For the vast majority of farmers, livestock are trucked to a large processor, with the finished product going God knows where around the world. For now, we are a commodity beef business.
I’m finding that the most interesting part of our journey towards the moat-model isn’t the destination – it’s the first-step opportunities that are right in front of us today. Done right, these set us up for the future while generating at least a bit more income now. Through these marginal diversifications and experiments, we are going to inch our away out of the commodity beef business.
These opportunities are a local hive & honey collaboration, agroforestry plantings designed for both the cattle and Emissions Trading Scheme payoffs and incoming biodiversity credits.
I think these are great first steps. They allow us to explore new forms of land use without the need for significant investment. They don’t feel particularly risky, and that’s reflected in their minimal revenue return.
Like all business decisions, this work comes at a cost. Instead of poring over agroforestry species lists, ETS requirements, carbon price research and of course planting, we could be doubling down on the beef.
Expanding the farm, leasing more land and increasing the stocking rate are all options too – but less realistic given our size and family business structure.
Similarly, we could go down a well-travelled margin-seeking route and enter into a compliance and labelling framework with a leading processor – something like Silver Fern Farms Carbon Zero Beef range or (if we were in sheep) Merino NZ’s ZQRX regenerative certification and premium programme.
We could also chase margin by going certified organic or partnering with a niche processor. All are good options too and may well be a part of the business going forward. For farmers who are interested in changing their systems to make a margin, there seem to be more and more options available.
The promise of a biodiversity credit system has us exploring what native species are left in our bush blocks and how we might integrate their protection with some eco-tourism plays down the line. It’s exciting.
But we can’t be expected to traverse the commodity-to-margin-to-moat journey alone. We need support from industry, local and central government.

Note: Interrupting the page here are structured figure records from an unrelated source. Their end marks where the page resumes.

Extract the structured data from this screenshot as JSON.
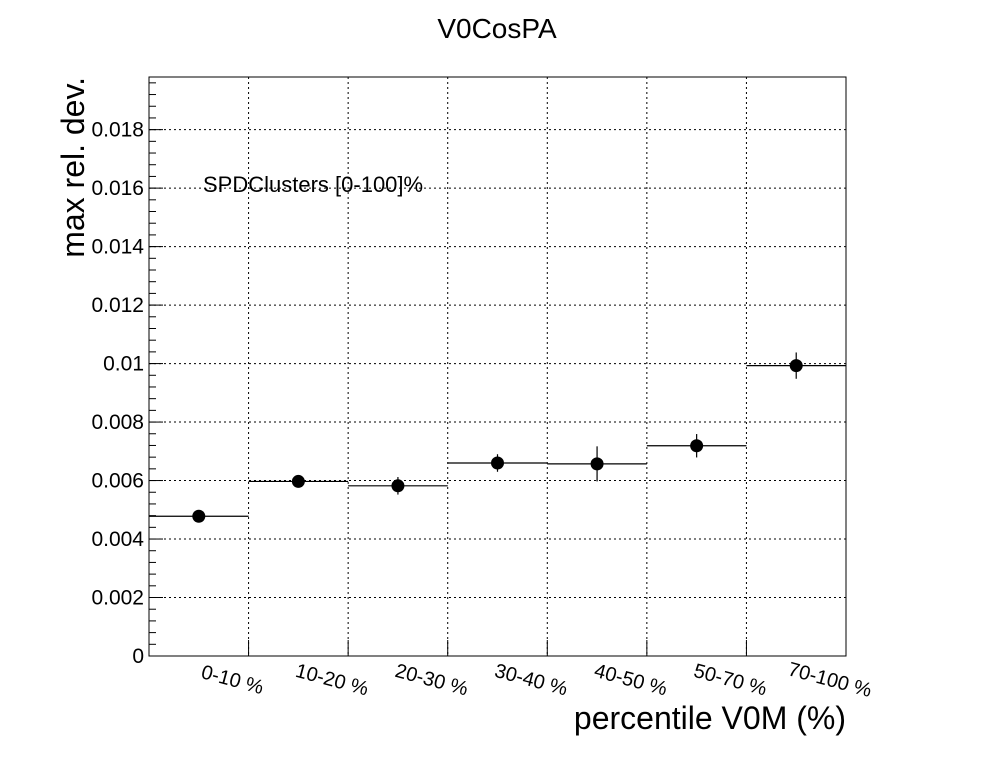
{
  "chart_data": {
    "type": "scatter",
    "title": "V0CosPA",
    "xlabel": "percentile V0M (%)",
    "ylabel": "max rel. dev.",
    "annotation": "SPDClusters [0-100]%",
    "categories": [
      "0-10 %",
      "10-20 %",
      "20-30 %",
      "30-40 %",
      "40-50 %",
      "50-70 %",
      "70-100 %"
    ],
    "series": [
      {
        "values": [
          0.00478,
          0.00597,
          0.00582,
          0.0066,
          0.00657,
          0.00719,
          0.00993
        ],
        "errors": [
          0.0001,
          0.0001,
          0.0003,
          0.0003,
          0.0006,
          0.0004,
          0.00045
        ]
      }
    ],
    "ylim": [
      0,
      0.0198
    ],
    "yticks": [
      "0",
      "0.002",
      "0.004",
      "0.006",
      "0.008",
      "0.01",
      "0.012",
      "0.014",
      "0.016",
      "0.018"
    ],
    "ytick_values": [
      0,
      0.002,
      0.004,
      0.006,
      0.008,
      0.01,
      0.012,
      0.014,
      0.016,
      0.018
    ],
    "grid": true,
    "marker_color": "#000000"
  }
}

So far, financial and technical assistance from Northland Regional Council and the Kaipara Moana Remediation team have been instrumental in kick-starting our planting programmes.
Looking ahead, we’ll need a robust biodiversity credit framework. We’ll also need an ETS with rules that work for small landowners and a carbon price that genuinely reflects the severity of the climate crisis and isn’t depressed by short-sighted, polluter-friendly government policy as it has been.
Shorter value chain retailers that value our environmental credentials and help tell our farm story would help too – like Ooooby (out of our own backyards).
Ultimately, though, seeking margins will come down to us as a family. We’ll need to learn to be agro-foresters and ecologists as well as farmers. We’ll need to accept additional compliance to play in new frameworks.
To achieve first-mover advantages we’ll need to invest time and money with no guarantee of return. When experiments fail – which they will, and have already – we’ll need to be okay with it and keep going.